Il borgo delle Spose


Catina se ne stava poggiata con le spalle contro il muro ammuffito. Il portico cominciava a raccogliere il primo sole del mattino. Con un sospiro rilassò le spalle e si perse a osservare un piccolo ragnetto affaccendato.

Dondolò sulla vecchia sedia come una ragazzina e assaporò il calore che cominciava a scaldarle i piedi. Sollevò leggermente la veste scoprendo le ginocchia grinzose e allungò le gambe in modo che il tepore arrivasse fino agli arti superiori.

Una delle galline sbatté vigorosamente le ali alzando una nuvola di polvere dal cortile. Catina si alzò e andò in cucina premendo una mano sul fianco dolorante, lavò velocemente la tazza della colazione e si preparò per i lavori mattutini, primo fra tutti annaffiare le piantine di insalata e pomodoro.

Prese il cappello di paglia dall'attaccapanni in legno e fece un gesto che era divenuto la sua routine quotidiana: allungò una mano e carezzò con dolcezza la giacca appesa vicino al suo grembiule. Se ne stava lì silenziosa da circa vent'anni, ancora con le macchie di vino e fango. Avvicinò il viso e inspirò profondamente quel profumo che per chiunque avrebbe odorato di muffa e marcio, ma che a lei ricordava semplicemente il suo Armando. Si asciugò alla svelta le lacrime, inforcò gli zoccoli e uscì di corsa dirigendosi verso la fontana.

Di là dalla strada un gran fracasso rompeva la pace mattutina. Rita, nervosa e insofferente, armeggiava in cucina alla ricerca di un tegame.

Ernesto si sarebbe svegliato di lì a poco e se non avesse trovato la colazione pronta avrebbe passato un brutto quarto d'ora. Il tegame saltò fuori proprio nell'istante in cui Ernesto si stava alzando. Prese un pezzo di lardo dalla mensola e lo mise nella padella. Lo sfrigolio del grasso che cuoceva a fuoco vivo la rasserenò per un attimo. Era esausta, aveva cucito quasi tutta la notte braghe e camicie; le più malandate le aveva tagliate a pezzi e convertite in toppe per quelle più in buono stato.

Si lasciò cadere sulla sedia, sconfitta. Guardò di là dalla stradina, verso la casa di Catina e pensò a quanto fosse fortunata a non avere preso più marito.

Anche Teresa era sveglia, aveva appena aperto gli occhi. Destata dall'insistente abbaiare di Ugo si voltò ancora assonnata verso la finestra. Scorse Luigi vicino alla pompa intento a lavare qualche strano arnese.
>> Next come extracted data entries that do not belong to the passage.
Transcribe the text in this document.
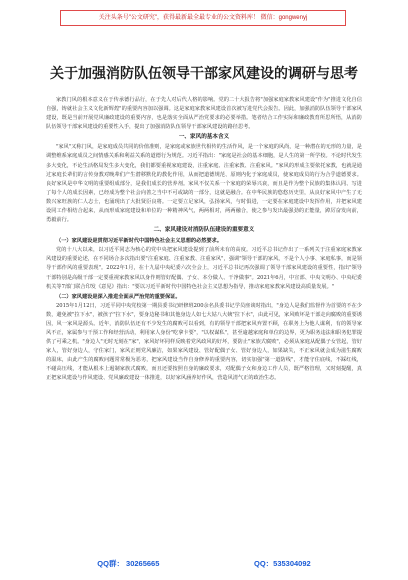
关注头条号"公文研究"，获得最新最全最专业的公文资料库！ 微信：gongwenyj
关于加强消防队伍领导干部家风建设的调研与思考

家教门风的根本意义在于传承德行品行，在于先人对后代人格的影响。党的二十大报告将"加强家庭家教家风建设"作为"推进文化自信自强，铸就社会主义文化新辉煌"的重要内容加以强调。这是家庭家教家风建设首次被写进党代会报告。因此，加强消防队伍领导干部家风建设，既是当前开展党风廉政建设的重要内容，也是落实全面从严治党要求的必要举措。笔者结合工作实际和廉政教育所思所悟，从消防队伍领导干部家风建设的重要性入手，提出了加强消防队伍领导干部家风建设的路径思考。

一、家风的基本含义

"家风"又称门风，是家庭成员共同的价值准则，是家庭或家族世代相传的生活作风，是一个家庭的风尚，是一种潜在的无形的力量，是调整维系家庭成员之间情感关系和利益关系的道德行为规范。习近平指出："家庭是社会的基本细胞，是人生的第一所学校。不论时代发生多大变化，不论生活格局发生多大变化，我们都要重视家庭建设，注重家庭、注重家教、注重家风。"家风的形成主要依托家教，也就是通过家庭长辈们的言传身教对晚辈们产生潜移默化的教化作用，从而把道德规范、原则内化于家庭成员，使家庭成员的行为合乎道德要求。良好家风是中华文明的重要组成部分，是我们成长的营养剂。家风不仅关系一个家庭的荣辱兴衰，而且是作为整个民族的集体认同、写进了每个人的成长因素，已经成为整个社会向善之当中不可或缺的一部分，这就是融合。在中华民族的悠悠历史里，从良好家风中产生了无数兴家旺族的仁人志士，也涌现出了大批贤臣良将。一定要立足家风，弘扬家风，与时俱进，一定要在家庭建设中发挥作用，并把家风建设同工作相结合起来，从而形成家庭建设和单位的一种精神风气，两两相对，两两融合，使之参与发出最强劲的正能量，踔厉奋发向前，勇毅前行。

二、家风建设对消防队伍建设的重要意义
（一）家风建设是贯彻习近平新时代中国特色社会主义思想的必然要求。

党的十八大以来，以习近平同志为核心的党中央把家风建设提到了前所未有的高度。习近平总书记作出了一系列关于注重家庭家教家风建设的重要论述，在不同场合多次指出要"注重家庭、注重家教、注重家风"，强调"领导干部的家风，不是个人小事、家庭私事，而是领导干部作风的重要表现"。2022年1月，在十九届中央纪委六次全会上，习近平总书记再次强调了领导干部家风建设的重要性，指出"领导干部特别是高级干部一定要重视家教家风以身作则管好配偶、子女、本分做人、干净做事"。2021年6月，中宣部、中央文明办、中央纪委机关等7部门联合印发《意见》指出："要以习近平新时代中国特色社会主义思想为指导，推动家庭家教家风建设高质量发展。"

（二）家风建设是深入推进全面从严治党的重要保证。

2015年1月12日，习近平同中央党校第一期县委书记研修班200余名县委书记学员座谈时指出，"身边人是我们监督作为首要的不在少数，避免被"拉下水"，被孩子"拉下水"，要身边秘书和其他身边人如七大姑八大姨"拉下水"，由此可见，家风败坏是干部走向腐败的重要诱因，风一家风是源头。近年，消防队伍还有不少发生的腐败可以看到，有的领导干部把家风弃置不顾，在职务上为他人谋利，有的领导家风不正，家属参与干预工作和经营活动，利用家人身份"吃拿卡要"，"以权谋私"，甚至逾越家庭和单位的边界，更为职务违法和职务犯罪提供了可乘之机。"身边人"无时无刻在"家"，家风好坏同样反映着党风政风的好坏，要防止"家族式腐败"，必须从家庭从配偶子女管起，管好家人，管好身边人，守住家门，家风正则党风廉洁，如果家风建设、管好配偶子女、管好身边人，如果缺失，不正家风就会成为滋生腐败的温床，由此产生的腐败问题常常极为恶劣，把家风建设当作自身修养的重要内容，切实加强"第一道防线"，才能守住底线，不踩红线，不碰高压线，才能从根本上遏制家族式腐败，而且还要按照自身的廉政要求，对配偶子女和身边工作人员，既严格管理，又时刻提醒，真正把家风建设与作风建设、党风廉政建设一体推进，以好家风涵养好作风，营造风清气正的政治生态。

QQ群： 30265665	QQ：535304092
Il primo sole del mattino si posava sulle sue spalle forti disegnando con precisione muscoli e nervi, un corpo forgiato negli anni dal duro lavoro nei campi e dal sole impietoso. Luigi si voltò verso la finestra e, incontrando lo sguardo della moglie, le sorrise e fece uno strano cenno con il capo. Teresa non capì subito, poi avvampò come una giovinetta quando si accorse che la spalline della sottoveste era scesa lasciandole scoperto metà seno sinistro.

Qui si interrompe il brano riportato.